Vaststaat dat [naam zoon] zijn volledige medewerking heeft verleend aan het onderzoek naar de DDos-aanvallen door IT Workz BV. [naam zoon] geeft aan te begrijpen dat zijn gedrag niet acceptabel is; hij heeft spijt betuigd. [naam zoon] is zich er ook van bewust dat een sanctie moet volgen maar is van oordeel dat hij een verwijdering na de opgelegde periode van schorsing te zwaar is.
De voorzieningenrechter acht de stelling van eiseres dat [naam zoon] de gevolgen van zijn gedraging niet heeft overzien, aannemelijk. Niet te verwachten is derhalve dat [naam zoon] de gewraakte handeling nog zal herhalen.

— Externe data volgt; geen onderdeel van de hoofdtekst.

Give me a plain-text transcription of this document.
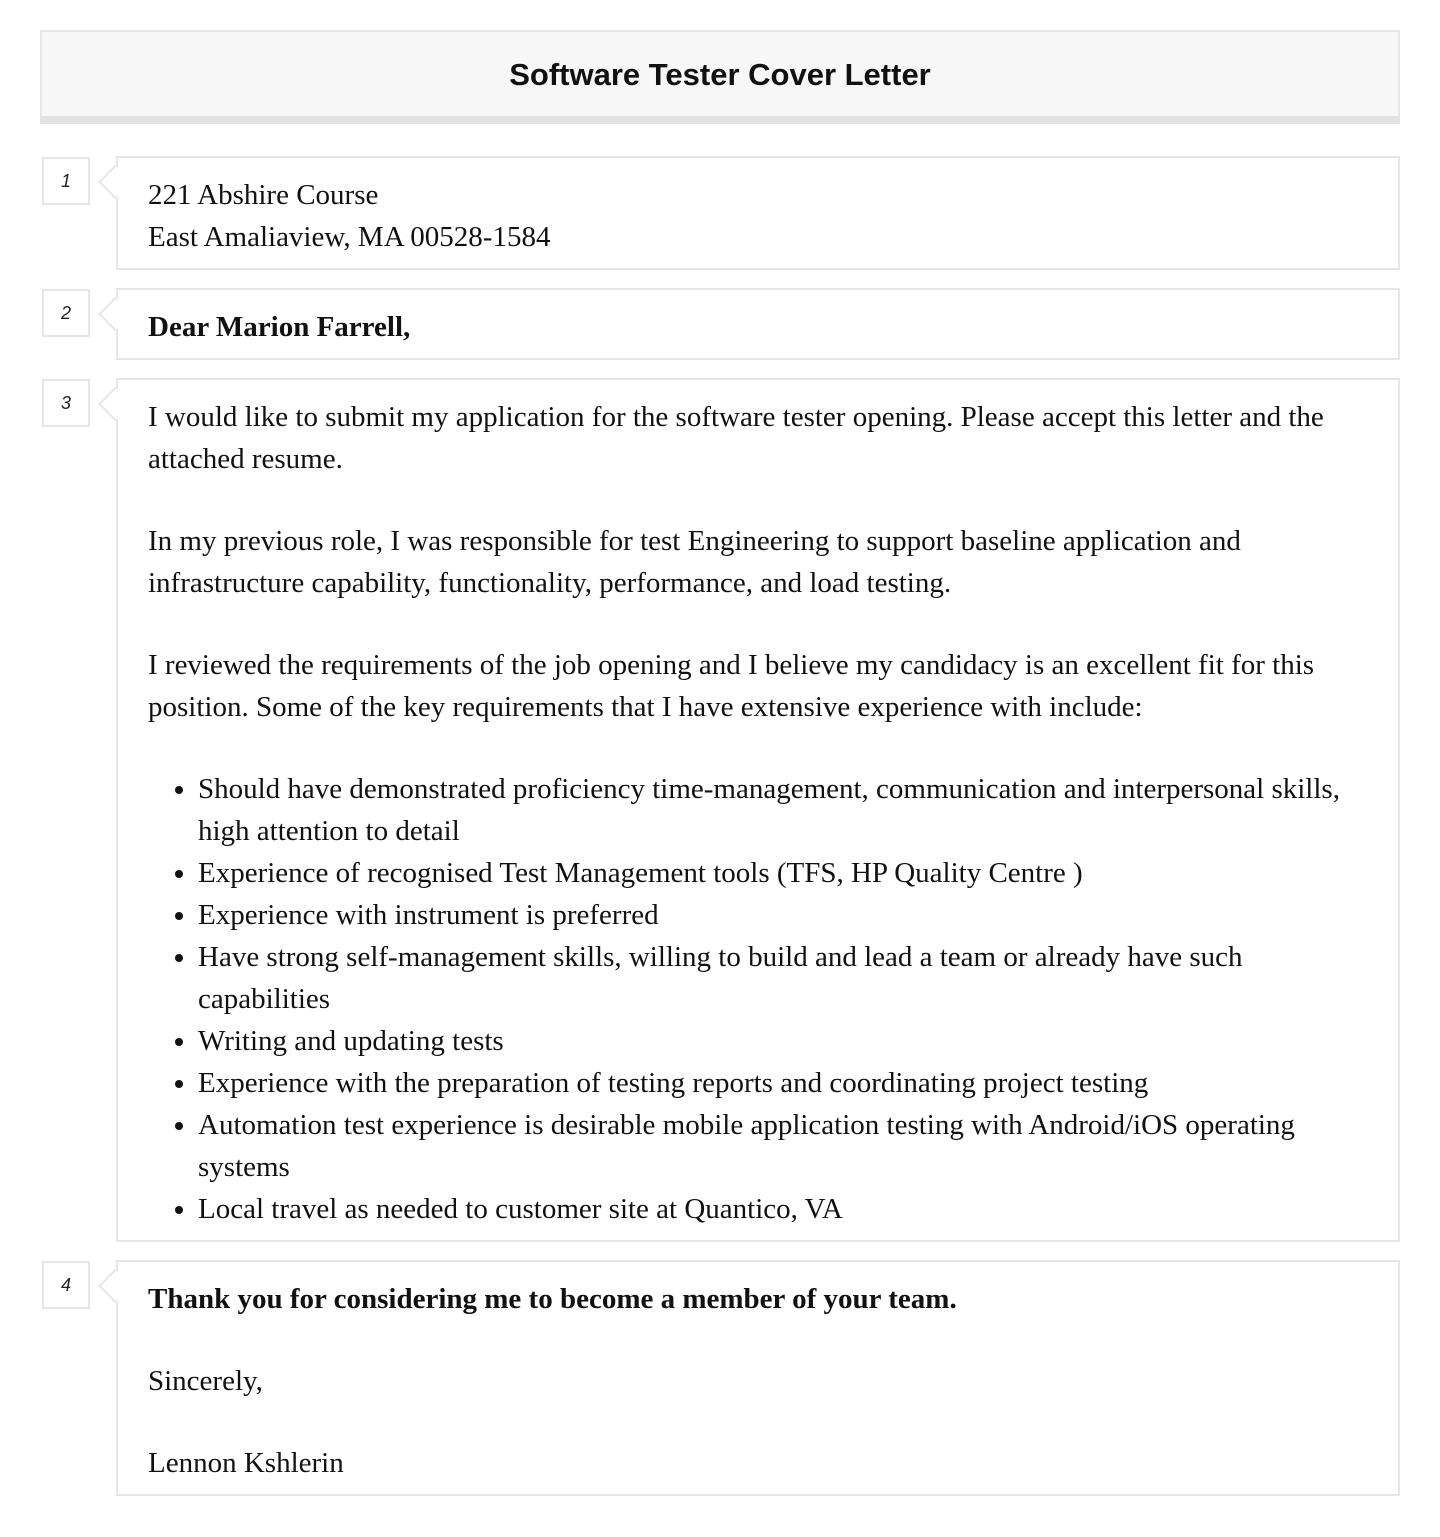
Software Tester Cover Letter
1	221 Abshire Course
East Amaliaview, MA 00528-1584
2	Dear Marion Farrell,
3	I would like to submit my application for the software tester opening. Please accept this letter and the attached resume.

In my previous role, I was responsible for test Engineering to support baseline application and infrastructure capability, functionality, performance, and load testing.

I reviewed the requirements of the job opening and I believe my candidacy is an excellent fit for this position. Some of the key requirements that I have extensive experience with include:

• Should have demonstrated proficiency time-management, communication and interpersonal skills, high attention to detail
• Experience of recognised Test Management tools (TFS, HP Quality Centre )
• Experience with instrument is preferred
• Have strong self-management skills, willing to build and lead a team or already have such capabilities
• Writing and updating tests
• Experience with the preparation of testing reports and coordinating project testing
• Automation test experience is desirable mobile application testing with Android/iOS operating systems
• Local travel as needed to customer site at Quantico, VA
4	Thank you for considering me to become a member of your team.

Sincerely,

Lennon Kshlerin
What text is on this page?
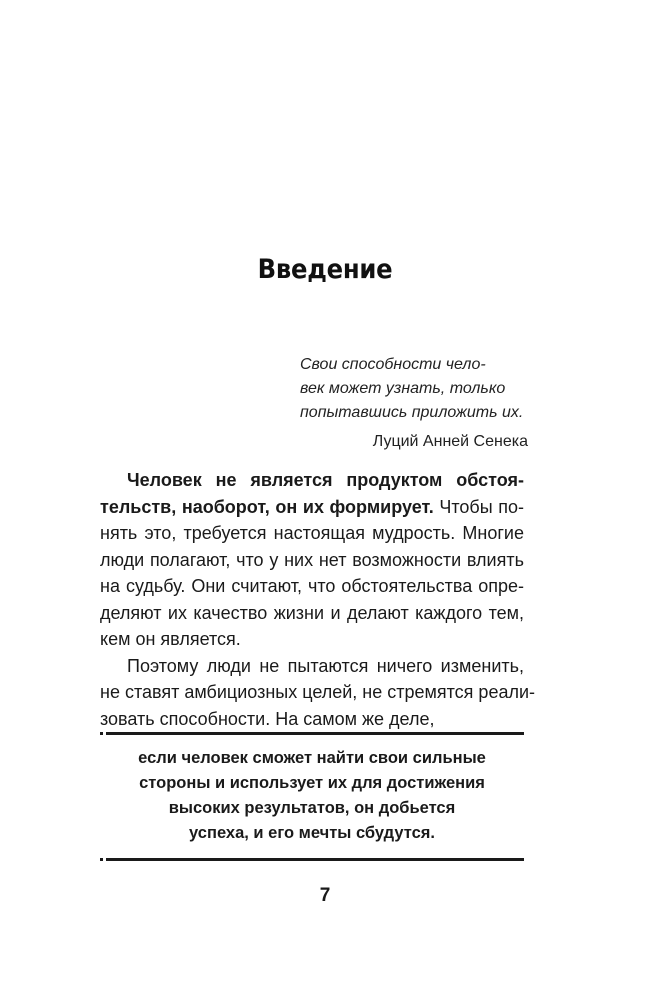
Введение
Свои способности чело-
век может узнать, только
попытавшись приложить их.
Луций Анней Сенека
Человек не является продуктом обстоя-
тельств, наоборот, он их формирует. Чтобы по-
нять это, требуется настоящая мудрость. Многие
люди полагают, что у них нет возможности влиять
на судьбу. Они считают, что обстоятельства опре-
деляют их качество жизни и делают каждого тем,
кем он является.
Поэтому люди не пытаются ничего изменить,
не ставят амбициозных целей, не стремятся реали-
зовать способности. На самом же деле,
если человек сможет найти свои сильные
стороны и использует их для достижения
высоких результатов, он добьется
успеха, и его мечты сбудутся.
7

3.14. De voorzieningenrechter heeft de overtuiging dat het hiervoor door gedaagde aangegeven belang ook gediend zou worden indien een minder vergaande sanctie dan een langdurige schorsing in afwachting van verwijdering zou zijn opgelegd. Gedaagde heeft ter zitting niet kunnen aangeven waarom zij niet voor een minder zware sanctie, zoals een schorsing voor een bepaalde periode, heeft gekozen. Ter zitting heeft zij verklaard dat het ook in het belang van [naam zoon] is om op een andere locatie zijn opleiding te vervolgen, omdat [naam zoon] bij een terugkeer op school mogelijk te maken krijgt met boze leerlingen die getroffen zouden zijn door de DDos-aanvallen. Wanneer dit belang evenwel doorslaggevend zou zijn dan is het primair aan [naam zoon] om daarin een afweging te maken. [naam zoon] wenst uitdrukkelijk op de school van gedaagde zijn opleiding te vervolgen. Bovendien heeft [naam zoon] nog enige tijd zijn opleiding mogen vervolgen nadat zijn laakbaar gedrag aan gedaagde bekend was geworden. Door op dat moment geen ordemaatregel op te leggen, is bij [naam zoon] vertrouwen gewekt in die zin dat een sanctie zoals nu aan de orde niet zou gaan volgen. Overigens is gesteld noch gebleken dat in deze periode van ongeveer 4 weken zich omstandigheden hebben voorgedaan die het door gedaagde gestelde belang van [naam zoon] bij verwijdering zouden onderschrijven of omstandigheden die de orde en rust op school hebben verstoord.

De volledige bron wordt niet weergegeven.